The ABC News panel had some choice words for President Biden following his primetime interview with anchor George Stephanopoulos Friday.
“Look, Biden looked better and certainly more coherent than he looked during the debate, but there’s nothing in this interview that is calming nerves of jittery Democrats who fear that Joe Biden is on a trajectory to lose this race, to lose to Donald Trump,” ABC News chief Washington correspondent Jonathan Karl told Stephanopoulos after the interview.
“In fact, for some of those people, the interview is raising new concerns, particularly the fact that he is unwilling or unaware of the fact that he is in a dire situation here regarding the campaign, that he is losing, in the view of many Democrats and frankly in the polls you cited, that he is losing to Donald Trump,” he said.
Karl added it was “alarming” when Biden said he would be content with a hypothetical defeat against former President Trump as long as he as he “gave it [his] all,” telling Stephanopoulos that a Biden ally reacted to him with a “wow.”
“The bottom line here: there was nothing in this interview that will force Joe Biden out of the race… but there’s also nothing in this interview that will calm the nerves of Democrats who are saying it’s time for him to get out,” Karl added.
ABC News chief global affairs correspondent Martha Raddatz said those Democrats she had texted insisted the interview “wasn’t as bad as they expected,” but added, “That’s a pretty low bar.”
The network’s congressional correspondent Rachel Scott told Stephanopoulos after hearing from Democratic lawmakers, they’re concerned that while the “dam hasn’t broken tonight,” “the bleeding has not stopped, either.”
“Another Democrat telling me, ‘Better, but not sure that is enough,’ that they need more than one interview, more than 22 minutes to prove that the president has the stamina to continue in this race and defeat Donald Trump,” Scott said before adding that the “movement” trying to remove Biden as the Democratic nomine “is growing.”
Raddatz concluded the panel by pointing to Biden’s default response, “Watch me,” when asked about his age, stressing that aging “is not like a broken bone. It doesn’t get better.”
“Everyone is watching and believe me they’re going to be watching even more closely as we go forward, George,” Raddatz told the anchor.

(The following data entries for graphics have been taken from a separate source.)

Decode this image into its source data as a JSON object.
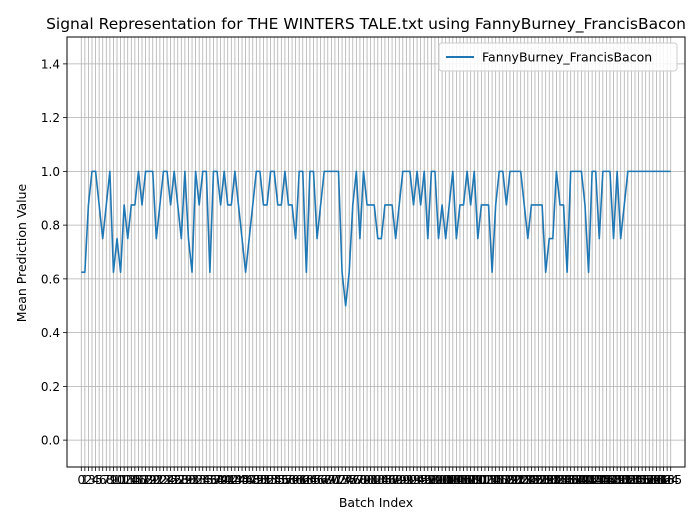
{
  "chart_data": {
    "type": "line",
    "title": "Signal Representation for THE WINTERS TALE.txt using FannyBurney_FrancisBacon",
    "xlabel": "Batch Index",
    "ylabel": "Mean Prediction Value",
    "xlim": [
      -4,
      169
    ],
    "ylim": [
      -0.1,
      1.5
    ],
    "yticks": [
      0.0,
      0.2,
      0.4,
      0.6,
      0.8,
      1.0,
      1.2,
      1.4
    ],
    "grid": true,
    "legend_position": "top-right",
    "line_color": "#1f77b4",
    "series": [
      {
        "name": "FannyBurney_FrancisBacon",
        "x": [
          0,
          1,
          2,
          3,
          4,
          5,
          6,
          7,
          8,
          9,
          10,
          11,
          12,
          13,
          14,
          15,
          16,
          17,
          18,
          19,
          20,
          21,
          22,
          23,
          24,
          25,
          26,
          27,
          28,
          29,
          30,
          31,
          32,
          33,
          34,
          35,
          36,
          37,
          38,
          39,
          40,
          41,
          42,
          43,
          44,
          45,
          46,
          47,
          48,
          49,
          50,
          51,
          52,
          53,
          54,
          55,
          56,
          57,
          58,
          59,
          60,
          61,
          62,
          63,
          64,
          65,
          66,
          67,
          68,
          69,
          70,
          71,
          72,
          73,
          74,
          75,
          76,
          77,
          78,
          79,
          80,
          81,
          82,
          83,
          84,
          85,
          86,
          87,
          88,
          89,
          90,
          91,
          92,
          93,
          94,
          95,
          96,
          97,
          98,
          99,
          100,
          101,
          102,
          103,
          104,
          105,
          106,
          107,
          108,
          109,
          110,
          111,
          112,
          113,
          114,
          115,
          116,
          117,
          118,
          119,
          120,
          121,
          122,
          123,
          124,
          125,
          126,
          127,
          128,
          129,
          130,
          131,
          132,
          133,
          134,
          135,
          136,
          137,
          138,
          139,
          140,
          141,
          142,
          143,
          144,
          145,
          146,
          147,
          148,
          149,
          150,
          151,
          152,
          153,
          154,
          155,
          156,
          157,
          158,
          159,
          160,
          161,
          162,
          163,
          164,
          165
        ],
        "values": [
          0.625,
          0.625,
          0.875,
          1.0,
          1.0,
          0.875,
          0.75,
          0.875,
          1.0,
          0.625,
          0.75,
          0.625,
          0.875,
          0.75,
          0.875,
          0.875,
          1.0,
          0.875,
          1.0,
          1.0,
          1.0,
          0.75,
          0.875,
          1.0,
          1.0,
          0.875,
          1.0,
          0.875,
          0.75,
          1.0,
          0.75,
          0.625,
          1.0,
          0.875,
          1.0,
          1.0,
          0.625,
          1.0,
          1.0,
          0.875,
          1.0,
          0.875,
          0.875,
          1.0,
          0.875,
          0.75,
          0.625,
          0.75,
          0.875,
          1.0,
          1.0,
          0.875,
          0.875,
          1.0,
          1.0,
          0.875,
          0.875,
          1.0,
          0.875,
          0.875,
          0.75,
          1.0,
          1.0,
          0.625,
          1.0,
          1.0,
          0.75,
          0.875,
          1.0,
          1.0,
          1.0,
          1.0,
          1.0,
          0.625,
          0.5,
          0.625,
          0.875,
          1.0,
          0.75,
          1.0,
          0.875,
          0.875,
          0.875,
          0.75,
          0.75,
          0.875,
          0.875,
          0.875,
          0.75,
          0.875,
          1.0,
          1.0,
          1.0,
          0.875,
          1.0,
          0.875,
          1.0,
          0.75,
          1.0,
          1.0,
          0.75,
          0.875,
          0.75,
          0.875,
          1.0,
          0.75,
          0.875,
          0.875,
          1.0,
          0.875,
          1.0,
          0.75,
          0.875,
          0.875,
          0.875,
          0.625,
          0.875,
          1.0,
          1.0,
          0.875,
          1.0,
          1.0,
          1.0,
          1.0,
          0.875,
          0.75,
          0.875,
          0.875,
          0.875,
          0.875,
          0.625,
          0.75,
          0.75,
          1.0,
          0.875,
          0.875,
          0.625,
          1.0,
          1.0,
          1.0,
          1.0,
          0.875,
          0.625,
          1.0,
          1.0,
          0.75,
          1.0,
          1.0,
          1.0,
          0.75,
          1.0,
          0.75,
          0.875,
          1.0,
          1.0,
          1.0,
          1.0,
          1.0,
          1.0,
          1.0,
          1.0,
          1.0,
          1.0,
          1.0,
          1.0,
          1.0
        ]
      }
    ]
  }
}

Among the most talked-about moments from Biden’s sit-down with Stephanopoulos, the first he has given since last month’s presidential debate, was his uncertainty of whether he had watched his disastrous debate performance and his refusal to commit to a cognitive test.
Biden’s shocking debate performance has become a political earthquake with wide swaths of the liberal media calling for him to withdraw from the presidential race.
At a Friday campaign rally in Wisconsin, Biden insisted he is “staying in the race.”